Para o diretor da Ufam, todos os países capazes de doar devem sustentar aqueles em dificuldade. “É uma questão de solidariedade”, afirma, torcendo pelo aumento no grupo de doadores (a Suíça participa com 100 milhões de francos, pelo período entre 2015-17. O novo acordo sobre o clima, ressalta, deve garantir investimentos mais ecológicos, além de levar em conta o papel fundamental dos mercados financeiros nestas operações.
Paris, sucesso ou outro fracasso?
Prever o êxito da conferência de Paris é pura especulação. E não apenas porque a questão climática, onipresente na mídia nos meses que antecederam a COP21, foi deixada em segundo plano por causa dos atentados e das novas ameaças terroristas.

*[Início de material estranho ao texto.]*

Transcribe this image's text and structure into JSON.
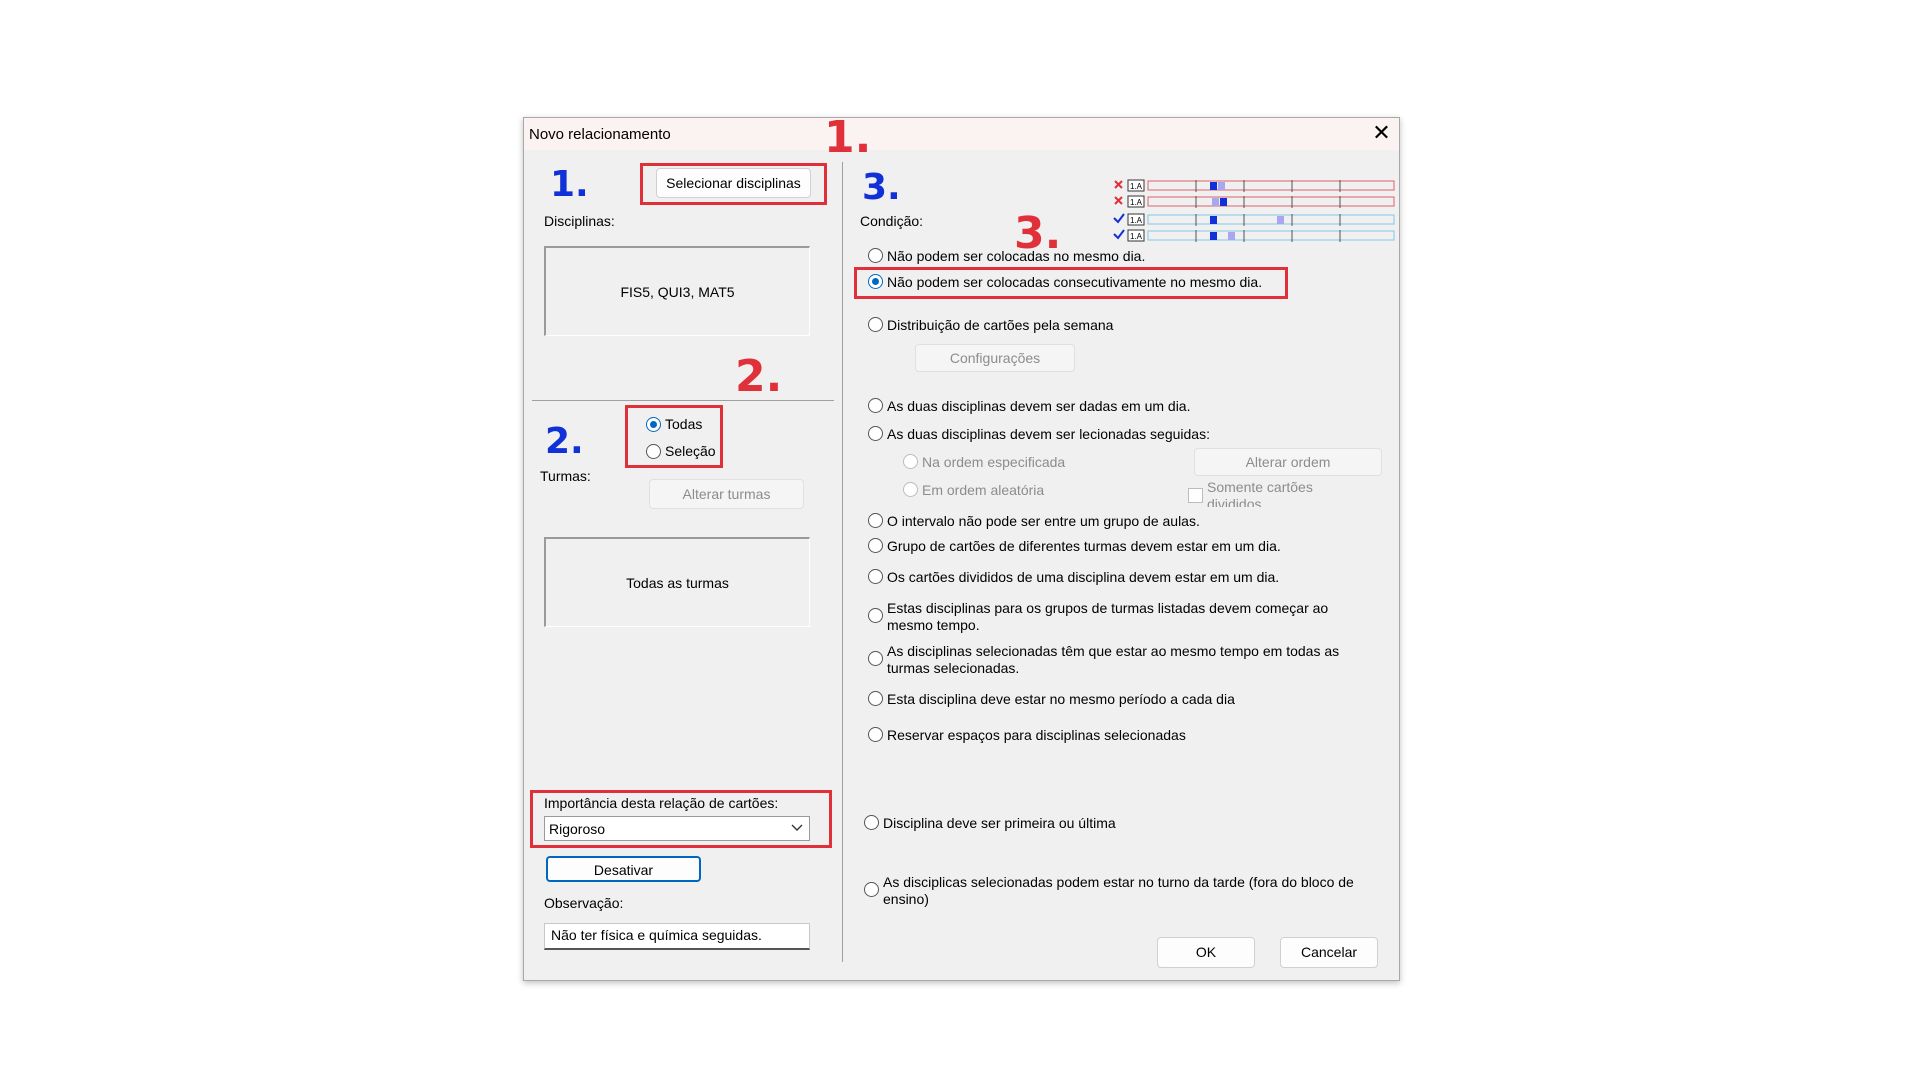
{
  "dialog": {
    "title": "Novo relacionamento",
    "close": "✕"
  },
  "left": {
    "select_subjects_button": "Selecionar disciplinas",
    "subjects_label": "Disciplinas:",
    "subjects_value": "FIS5, QUI3, MAT5",
    "classes_label": "Turmas:",
    "radio_all": "Todas",
    "radio_selection": "Seleção",
    "change_classes_button": "Alterar turmas",
    "classes_value": "Todas as turmas",
    "importance_label": "Importância desta relação de cartões:",
    "importance_value": "Rigoroso",
    "deactivate_button": "Desativar",
    "note_label": "Observação:",
    "note_value": "Não ter física e química seguidas."
  },
  "right": {
    "condition_label": "Condição:",
    "preview_badge": "1.A",
    "options": [
      {
        "label": "Não podem ser colocadas no mesmo dia.",
        "checked": false
      },
      {
        "label": "Não podem ser colocadas consecutivamente no mesmo dia.",
        "checked": true
      },
      {
        "label": "Distribuição de cartões pela semana",
        "checked": false
      },
      {
        "label": "As duas disciplinas devem ser dadas em um dia.",
        "checked": false
      },
      {
        "label": "As duas disciplinas devem ser lecionadas seguidas:",
        "checked": false
      },
      {
        "label": "O intervalo não pode ser entre um grupo de aulas.",
        "checked": false
      },
      {
        "label": "Grupo de cartões de diferentes turmas devem estar em um dia.",
        "checked": false
      },
      {
        "label": "Os cartões divididos de uma disciplina devem estar em um dia.",
        "checked": false
      },
      {
        "label": "Estas disciplinas para os grupos de turmas listadas devem começar ao mesmo tempo.",
        "checked": false
      },
      {
        "label": "As disciplinas selecionadas têm que estar ao mesmo tempo em todas as turmas selecionadas.",
        "checked": false
      },
      {
        "label": "Esta disciplina deve estar no mesmo período a cada dia",
        "checked": false
      },
      {
        "label": "Reservar espaços para disciplinas selecionadas",
        "checked": false
      },
      {
        "label": "Disciplina deve ser primeira ou última",
        "checked": false
      },
      {
        "label": "As disciplicas selecionadas podem estar no turno da tarde (fora do bloco de ensino)",
        "checked": false
      }
    ],
    "settings_button": "Configurações",
    "order_specified": "Na ordem especificada",
    "order_random": "Em ordem aleatória",
    "change_order_button": "Alterar ordem",
    "only_split_cards": "Somente cartões divididos.",
    "ok_button": "OK",
    "cancel_button": "Cancelar"
  },
  "annotations": {
    "red_1": "1.",
    "red_2": "2.",
    "red_3": "3.",
    "blue_1": "1.",
    "blue_2": "2.",
    "blue_3": "3."
  },
  "colors": {
    "annotation_red": "#e0303a",
    "annotation_blue": "#1030d8",
    "accent": "#0067c0"
  }
}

Na mesa de negociações, cada um vai defender os próprios interesses. Levantando muita perplexidade, o secretário de Estado norte-americano, John Kerry, já anunciou que em Paris não vai sair nenhum acordo vinculante. O presidente francês, François Hollande reagiu imediatamente ao afirmar que “vai ter um acordo vinculante ou nada”. De qualquer forma, o planeta não poderá resolver o problema do aquecimento global em apenas duas semanas. Paris é apenas um recomeço, talvez, um outro início.
Mais de trinta anos de discussões
1979: primeira conferência do clima em Genebra
1992: a Conferência das Nações Unidas para o Meio Ambiente e o Desenvolvimento (CNUMAD) – Cúpula da Terra – ocorrida no Rio de Janeiro firma a Convenção-Quadro das Nações Unidas sobre a Mudança do Clima, também conhecida como UNFCCC (do original em inglês United Nations Framework Convention on Climate Change).
1997: Firmado o Protocolo de Quioto. O acordo, ratificado por 50 países (não pelos EUA), exigia entre o período de 2008 a 2012 uma redução de emissões de 5% em relação aos níveis de 1990.
2009: A Conferência Mundial do Clima em Copenhague termina sem um acordo para o período após 2020.
2010: No final da Conferência Mundial do Clima em Cancun, México, os países ratificam um sistema voluntário de objetivos de redução das emissões de gases com efeito de estufa até 2020.
2012: Na Conferência Mundial do Clima em Doha, Catar, a principal decisão concreta foi a extensão do Protocolo de Quioto para 2020.
2014: Conferência Mundial do Clima em Lima, Peru, determina metas e visões do clima para pós-2020.
2015: Na Conferência Mundial do Clima em Paris planeja-se um novo acordo global e vinculativo.